Credit: NASA/JPL/Space Science Institute, Posted on: Wednesday, 23 August 2006, 06:49 CDT Download full size image

Tiny, dust-sized particles in Saturn's rings become much easier to see at high phase angle -- the angle formed by the Sun, the rings and the spacecraft. The brightest ring at the right is the F ring; the next feature to the left is the outer edge of the A ring. Inward of that, and very bright, are the ringlets in the Encke gap.

Epimetheus (116 kilometers, or 72 miles across) is easy to spot just right of the outer F ring edge. Janus (181 kilometers, or 113 miles across), however, is quite a bit harder to make out; it is the dark spot located directly to the left of Epimetheus, above the gap between the A and F rings.

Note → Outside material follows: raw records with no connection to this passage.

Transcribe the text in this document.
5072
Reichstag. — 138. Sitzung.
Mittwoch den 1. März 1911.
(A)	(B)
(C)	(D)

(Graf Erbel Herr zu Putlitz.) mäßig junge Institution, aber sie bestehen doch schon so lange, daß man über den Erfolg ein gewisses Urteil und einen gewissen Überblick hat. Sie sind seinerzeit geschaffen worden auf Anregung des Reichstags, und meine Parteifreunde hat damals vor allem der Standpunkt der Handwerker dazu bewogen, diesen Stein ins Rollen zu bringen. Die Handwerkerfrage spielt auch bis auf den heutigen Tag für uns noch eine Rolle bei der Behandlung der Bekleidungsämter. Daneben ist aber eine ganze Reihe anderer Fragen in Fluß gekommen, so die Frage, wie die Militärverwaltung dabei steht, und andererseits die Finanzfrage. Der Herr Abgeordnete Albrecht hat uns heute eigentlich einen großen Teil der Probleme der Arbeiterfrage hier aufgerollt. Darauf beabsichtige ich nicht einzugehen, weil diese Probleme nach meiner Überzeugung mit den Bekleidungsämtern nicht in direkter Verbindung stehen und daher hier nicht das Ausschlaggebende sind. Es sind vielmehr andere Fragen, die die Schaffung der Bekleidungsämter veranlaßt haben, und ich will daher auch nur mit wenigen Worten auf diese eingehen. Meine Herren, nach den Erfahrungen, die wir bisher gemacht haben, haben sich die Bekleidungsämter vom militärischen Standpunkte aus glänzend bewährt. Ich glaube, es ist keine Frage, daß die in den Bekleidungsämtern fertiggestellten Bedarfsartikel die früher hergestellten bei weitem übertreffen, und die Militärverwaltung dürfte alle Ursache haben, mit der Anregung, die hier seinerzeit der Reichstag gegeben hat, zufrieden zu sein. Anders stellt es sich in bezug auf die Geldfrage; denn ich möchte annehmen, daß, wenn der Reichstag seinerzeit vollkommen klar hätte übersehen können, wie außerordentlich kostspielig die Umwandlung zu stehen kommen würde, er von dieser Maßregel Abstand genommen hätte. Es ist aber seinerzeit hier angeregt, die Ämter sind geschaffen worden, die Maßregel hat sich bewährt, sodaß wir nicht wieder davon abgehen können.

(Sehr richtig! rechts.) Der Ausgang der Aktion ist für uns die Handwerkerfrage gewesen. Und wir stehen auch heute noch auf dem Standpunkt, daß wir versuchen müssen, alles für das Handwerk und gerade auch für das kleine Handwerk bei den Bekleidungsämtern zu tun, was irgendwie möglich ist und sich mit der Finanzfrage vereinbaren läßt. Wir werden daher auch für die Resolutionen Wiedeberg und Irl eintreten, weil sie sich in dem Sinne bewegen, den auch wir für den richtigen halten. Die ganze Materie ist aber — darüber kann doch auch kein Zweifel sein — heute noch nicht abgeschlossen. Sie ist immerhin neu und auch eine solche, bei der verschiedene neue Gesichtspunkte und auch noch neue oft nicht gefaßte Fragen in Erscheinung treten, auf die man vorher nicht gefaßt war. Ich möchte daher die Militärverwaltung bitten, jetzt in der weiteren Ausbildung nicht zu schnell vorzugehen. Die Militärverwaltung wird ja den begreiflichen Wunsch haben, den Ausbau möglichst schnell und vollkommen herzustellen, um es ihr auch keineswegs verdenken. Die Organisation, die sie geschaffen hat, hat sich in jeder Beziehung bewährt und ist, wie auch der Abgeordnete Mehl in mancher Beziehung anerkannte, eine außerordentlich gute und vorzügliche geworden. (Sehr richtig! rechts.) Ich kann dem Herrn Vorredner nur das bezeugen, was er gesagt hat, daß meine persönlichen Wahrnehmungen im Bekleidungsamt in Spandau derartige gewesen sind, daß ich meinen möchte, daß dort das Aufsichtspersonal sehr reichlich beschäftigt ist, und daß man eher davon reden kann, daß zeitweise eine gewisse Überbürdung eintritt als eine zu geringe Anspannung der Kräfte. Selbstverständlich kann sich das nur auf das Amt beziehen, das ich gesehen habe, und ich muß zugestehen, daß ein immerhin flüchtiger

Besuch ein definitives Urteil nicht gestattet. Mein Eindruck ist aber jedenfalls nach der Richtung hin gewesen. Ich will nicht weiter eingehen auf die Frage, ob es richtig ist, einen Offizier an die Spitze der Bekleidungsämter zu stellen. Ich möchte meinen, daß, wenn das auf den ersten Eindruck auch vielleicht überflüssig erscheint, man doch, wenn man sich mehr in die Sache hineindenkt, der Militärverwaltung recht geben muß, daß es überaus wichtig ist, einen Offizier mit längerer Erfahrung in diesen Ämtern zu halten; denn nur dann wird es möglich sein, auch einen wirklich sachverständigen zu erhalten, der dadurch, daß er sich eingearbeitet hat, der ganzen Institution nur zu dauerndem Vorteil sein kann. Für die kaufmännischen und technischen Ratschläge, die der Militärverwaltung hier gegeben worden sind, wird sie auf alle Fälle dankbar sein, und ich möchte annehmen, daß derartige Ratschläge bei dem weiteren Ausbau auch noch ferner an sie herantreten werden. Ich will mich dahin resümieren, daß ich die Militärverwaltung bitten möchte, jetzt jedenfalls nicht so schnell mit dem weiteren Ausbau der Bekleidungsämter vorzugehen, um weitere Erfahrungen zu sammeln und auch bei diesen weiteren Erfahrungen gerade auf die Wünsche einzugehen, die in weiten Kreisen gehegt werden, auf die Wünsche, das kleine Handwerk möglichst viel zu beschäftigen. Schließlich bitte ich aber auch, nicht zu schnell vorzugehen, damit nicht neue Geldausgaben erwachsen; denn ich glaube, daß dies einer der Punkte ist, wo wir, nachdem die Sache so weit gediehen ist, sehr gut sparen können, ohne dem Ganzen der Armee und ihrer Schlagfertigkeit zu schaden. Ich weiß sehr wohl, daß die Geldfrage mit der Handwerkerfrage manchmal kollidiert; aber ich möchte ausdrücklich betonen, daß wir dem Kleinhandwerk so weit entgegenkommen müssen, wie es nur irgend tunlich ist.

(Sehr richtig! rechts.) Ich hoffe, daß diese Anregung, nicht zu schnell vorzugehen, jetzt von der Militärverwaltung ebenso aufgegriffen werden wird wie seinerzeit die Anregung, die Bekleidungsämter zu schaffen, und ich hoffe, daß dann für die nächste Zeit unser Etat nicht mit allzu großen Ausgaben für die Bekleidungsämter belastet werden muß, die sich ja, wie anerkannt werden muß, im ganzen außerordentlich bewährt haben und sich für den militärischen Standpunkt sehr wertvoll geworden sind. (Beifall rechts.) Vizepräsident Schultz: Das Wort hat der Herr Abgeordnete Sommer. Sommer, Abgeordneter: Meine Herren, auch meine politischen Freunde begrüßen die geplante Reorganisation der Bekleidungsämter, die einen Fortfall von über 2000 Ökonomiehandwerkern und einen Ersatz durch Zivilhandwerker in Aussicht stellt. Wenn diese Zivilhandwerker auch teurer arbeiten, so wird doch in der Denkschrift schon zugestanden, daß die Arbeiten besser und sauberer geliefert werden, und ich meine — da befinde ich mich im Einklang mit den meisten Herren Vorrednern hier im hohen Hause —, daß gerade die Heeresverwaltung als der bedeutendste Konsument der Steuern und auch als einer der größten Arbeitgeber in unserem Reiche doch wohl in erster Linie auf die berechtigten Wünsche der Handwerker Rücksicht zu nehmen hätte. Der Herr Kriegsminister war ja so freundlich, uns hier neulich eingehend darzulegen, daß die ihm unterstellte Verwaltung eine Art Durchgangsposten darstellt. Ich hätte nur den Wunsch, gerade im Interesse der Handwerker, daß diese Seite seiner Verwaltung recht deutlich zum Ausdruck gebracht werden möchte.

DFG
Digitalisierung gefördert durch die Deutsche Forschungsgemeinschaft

Within the space between the A and F rings there are two faint rings seen previously by the Cassini spacecraft. The inner faint ring (called R/2004 S1) coincides with the orbit of Atlas. The outer one forms the inner boundary of the orbit of Prometheus.

The narrow G ring is visible above and below the bright F ring.

The image was taken in visible light with the Cassini spacecraft narrow-angle camera on July 15, 2006 at a distance of approximately 2.7 million kilometers (1.7 million miles) from Epimetheus and 2.8 million kilometers (1.7 million miles) from Janus. The view was acquired at a Sun-Epimetheus-spacecraft, or phase, angle of 164 degrees. Image scale is 16 kilometers (10 miles) per pixel.